Research Involving Plants

Experimental research on plants (cultivated and wild), including the collection of plant materials, must be conducted in compliance with applicable institutional, national, and international guidelines. We therefore recommend that authors consult the Convention on Biological Diversity as well as the Convention on the Trade in Endangered Species of Wild Fauna and Flora.


Clinical Study Reporting Guidelines

For articles in the life sciences, standards of reporting guidelines have been devised to help authors ensure that they have provided a comprehensive description of their research, making it easier for others to assess and reproduce the work;

When reporting clinical studies, authors are encouraged to follow the reporting guidelines listed below:

Randomized trials (CONSORT)

Observational studies (STROBE)

Systematic reviews (PRISMA)

Case reports (CARE)

Qualitative research (SRQR

Diagnostic / prognostic studies (STARD)

Quality improvement studies (SQUIRE)
Economic evaluations (
Animal pre-clinical studies (

Study protocols (SPIRIT)

Clinical practice guidelines (AGREE)

Editorial Decision

The decision regarding publication may take one of four forms.

  • Accept 

  • The paper is in principle accepted based on the reviewers’ comments.
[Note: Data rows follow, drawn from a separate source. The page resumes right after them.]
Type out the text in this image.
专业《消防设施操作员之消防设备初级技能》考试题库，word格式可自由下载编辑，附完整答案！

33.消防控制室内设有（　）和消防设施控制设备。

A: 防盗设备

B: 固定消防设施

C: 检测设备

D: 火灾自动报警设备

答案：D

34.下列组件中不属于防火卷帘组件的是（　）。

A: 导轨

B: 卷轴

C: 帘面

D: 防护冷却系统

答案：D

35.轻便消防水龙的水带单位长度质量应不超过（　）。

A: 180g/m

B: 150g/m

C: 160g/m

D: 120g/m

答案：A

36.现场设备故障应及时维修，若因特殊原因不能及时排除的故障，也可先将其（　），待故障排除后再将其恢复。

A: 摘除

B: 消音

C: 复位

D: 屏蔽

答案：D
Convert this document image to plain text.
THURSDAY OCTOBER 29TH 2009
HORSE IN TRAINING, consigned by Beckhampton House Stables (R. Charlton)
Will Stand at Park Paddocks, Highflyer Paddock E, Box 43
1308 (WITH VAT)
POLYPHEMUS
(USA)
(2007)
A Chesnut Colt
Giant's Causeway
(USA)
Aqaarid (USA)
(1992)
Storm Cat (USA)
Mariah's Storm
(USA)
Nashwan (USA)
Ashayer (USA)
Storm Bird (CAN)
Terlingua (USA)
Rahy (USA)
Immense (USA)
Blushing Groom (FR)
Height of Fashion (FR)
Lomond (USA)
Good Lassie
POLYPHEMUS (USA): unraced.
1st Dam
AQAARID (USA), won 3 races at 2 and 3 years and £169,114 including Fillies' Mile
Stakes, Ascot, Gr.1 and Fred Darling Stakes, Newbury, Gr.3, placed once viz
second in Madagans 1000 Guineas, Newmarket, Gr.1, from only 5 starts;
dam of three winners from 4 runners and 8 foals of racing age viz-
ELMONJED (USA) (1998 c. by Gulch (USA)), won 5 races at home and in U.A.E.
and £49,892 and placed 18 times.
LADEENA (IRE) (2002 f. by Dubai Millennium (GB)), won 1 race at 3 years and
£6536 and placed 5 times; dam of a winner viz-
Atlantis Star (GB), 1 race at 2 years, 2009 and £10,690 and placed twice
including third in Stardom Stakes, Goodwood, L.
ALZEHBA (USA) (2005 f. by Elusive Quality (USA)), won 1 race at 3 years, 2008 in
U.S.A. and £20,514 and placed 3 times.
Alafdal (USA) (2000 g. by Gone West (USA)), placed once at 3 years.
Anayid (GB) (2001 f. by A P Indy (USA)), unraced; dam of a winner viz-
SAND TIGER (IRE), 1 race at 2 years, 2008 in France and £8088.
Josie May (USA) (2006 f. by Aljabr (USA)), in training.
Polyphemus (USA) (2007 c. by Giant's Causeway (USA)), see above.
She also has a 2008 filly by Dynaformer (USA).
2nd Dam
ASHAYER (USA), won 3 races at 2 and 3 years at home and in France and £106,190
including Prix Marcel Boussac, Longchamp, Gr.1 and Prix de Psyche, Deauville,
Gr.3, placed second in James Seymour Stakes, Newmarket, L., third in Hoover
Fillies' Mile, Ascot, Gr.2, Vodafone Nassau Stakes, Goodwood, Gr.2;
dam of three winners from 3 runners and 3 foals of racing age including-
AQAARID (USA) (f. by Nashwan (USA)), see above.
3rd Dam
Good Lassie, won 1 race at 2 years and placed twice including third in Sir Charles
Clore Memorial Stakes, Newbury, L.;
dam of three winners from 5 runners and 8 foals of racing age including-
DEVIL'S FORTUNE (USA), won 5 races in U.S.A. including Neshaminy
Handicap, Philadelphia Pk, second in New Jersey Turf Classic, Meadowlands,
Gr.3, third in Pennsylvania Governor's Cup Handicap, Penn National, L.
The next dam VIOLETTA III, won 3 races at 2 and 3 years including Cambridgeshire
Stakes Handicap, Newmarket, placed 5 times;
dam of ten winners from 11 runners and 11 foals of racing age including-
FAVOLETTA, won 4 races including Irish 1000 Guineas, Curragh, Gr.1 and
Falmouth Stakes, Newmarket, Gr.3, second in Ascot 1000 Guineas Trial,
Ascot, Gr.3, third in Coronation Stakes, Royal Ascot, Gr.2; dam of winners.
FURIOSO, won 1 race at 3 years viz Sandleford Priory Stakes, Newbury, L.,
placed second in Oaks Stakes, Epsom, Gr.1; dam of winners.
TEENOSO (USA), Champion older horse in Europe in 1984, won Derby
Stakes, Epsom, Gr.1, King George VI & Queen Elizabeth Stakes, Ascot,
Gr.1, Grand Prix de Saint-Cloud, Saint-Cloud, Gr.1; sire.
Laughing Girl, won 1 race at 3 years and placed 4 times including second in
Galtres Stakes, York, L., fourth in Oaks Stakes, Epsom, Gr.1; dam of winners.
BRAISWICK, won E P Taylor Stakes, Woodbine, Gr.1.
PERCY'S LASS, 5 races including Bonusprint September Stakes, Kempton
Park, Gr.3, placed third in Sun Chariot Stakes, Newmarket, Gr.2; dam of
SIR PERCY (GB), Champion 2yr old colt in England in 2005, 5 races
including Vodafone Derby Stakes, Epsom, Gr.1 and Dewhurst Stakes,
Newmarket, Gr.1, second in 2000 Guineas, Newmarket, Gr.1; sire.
The decision to publish is not based solely on the scientific validity of an article’s content but may also take into account such considerations as its extent and importance.

  • Minor revisions 

  • The paper is to be accepted after it has undergone minor revisions specified in the reviewers’ comments. In this situation, authors have five days to complete the minor revisions along with point-by-point responses to the comments or to provide a rebuttal letter.

  • Major revisions 

  • The paper may be accepted provided that it is thoroughly revised. In this case as well, the authors must provide a point-by-point response or rebuttal to the comments, and the revised version is sent to the same reviewer for further comment.

  • Decline

  • Articles are rejected without the possibility of acceptance after revision when they are found to suffer from serious flaws and/or to make no substantial original contribution to the scholarship.

Decisions are communicated to the corresponding author in a formal letter, along with reviewer feedback and any other requirements from the journal office


In the cases in which revisions are called for, then, authors are expected to provide point-by-point responses to the reviewers’ comments, especially in those instances in which they disagree with the comments. Usually author(s) will have a certain long time to resubmit the revised manuscript for both a major or a minor revision. In most cases, the revised manuscript is re-assigned to the original Editor(s). The editor(s) may make a new decision based on their own assessment of the revised manuscript and your response to reviewers, or request a new round of peer-review.

Transferring to Other Journals

Authors can request that submissions (with referee reports, if relevant) rejected from one TSP journal be transferred to another TSP journal for further consideration there. Manuscripts will never be transferred between the journals without an author’s consent. We trust that reviewers for any TSP journal are willing to have their reviews considered by the editors of another TSP journal.